I still have to get my head around sorting out all the numbers and videos and photographs so I can update my thread, but I can pretty much guarantee that my yield was below average whilst my hours were WELL below average. Most of the work was to put old roof tiles around the edge to mark the bed out and make it permanent and easy to clear around, a couple of hours work. The most expensive bit by far was to put in drip irrigation, which took around two hours including digging the trench to bury the pipe where it crossed the path. But apart from that there was very little work, and more to the point that work isn't going to be re-done for the foreseeable future. From my point of view, my other half did most of that work for me so it didn't impact my energy very much at all.

To clear the bed, we basically just smothered in cut grass thickly enough that nothing could grow though it. Planting obviously had to be done, weeds were taken care of automatically by the mulch, watering happened by switching the tap on when necessary. Then all that was needed was to pick stuff as I walked by. I pulled corn stalks out to use to light the fire. Other crop residues and any weeds that had managed to put in an appearance by the end of the growing season were just smothered with more cut grass to prepare for the next planting. Scraps from the compost caddy in the kitchen would be put under the mulch when I needed to empty it - does that count as time? I'd have to empty it somewhere. Pee gets tipped on any empty areas, but I'd have to empty it somewhere. Same with ash from the rocket mass heater and egg shells - it takes no longer to put it on the GAMCOD bed than anywhere else. The cut grass gets cut anyway and we do spend a few minutes raking up a big builders bag full and fetching it over. But there's no digging, no weeding, no raking, just mulching, adding stuff that we need to get rid of anyway, planting, turning the water on once a day in hot weather, and then harvesting.

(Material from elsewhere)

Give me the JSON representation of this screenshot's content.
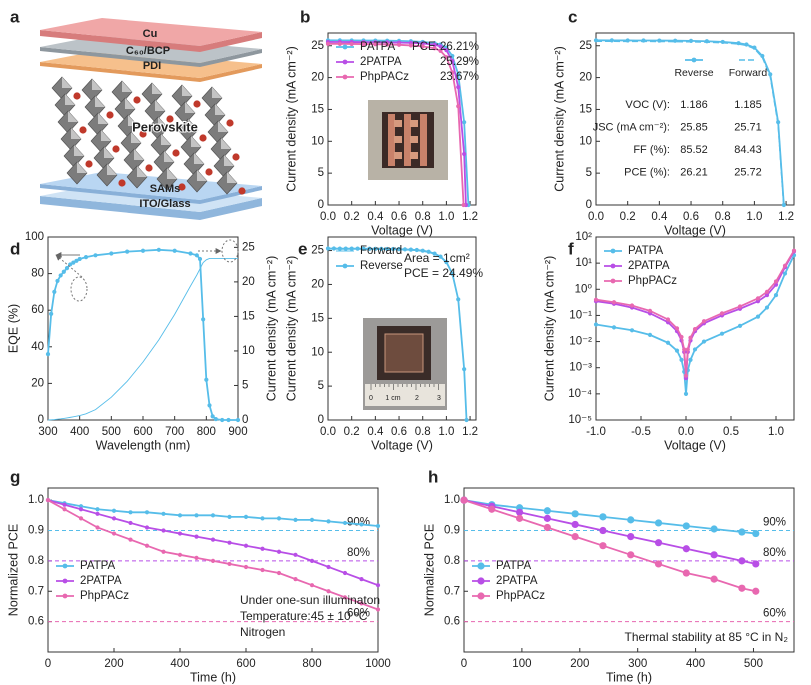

I think the aim of the experiment was truly cheap and easy, but I think the prize (which I don't qualify for as I'm the wrong climate) is based on calories so I think there has been a tendency to focus on maximising the calories rather than minimising the work.

Here's a little video of my other half prepping soil by smothering it in cut grass, which had to be cut anyway. No digging - it just has to be applied in time to smother the weeds, and the soil softens up nicely underneath so planting is easier too.



I must get my head together to write up the rest of the thread, I've been putting it off for months. Soon, I promise!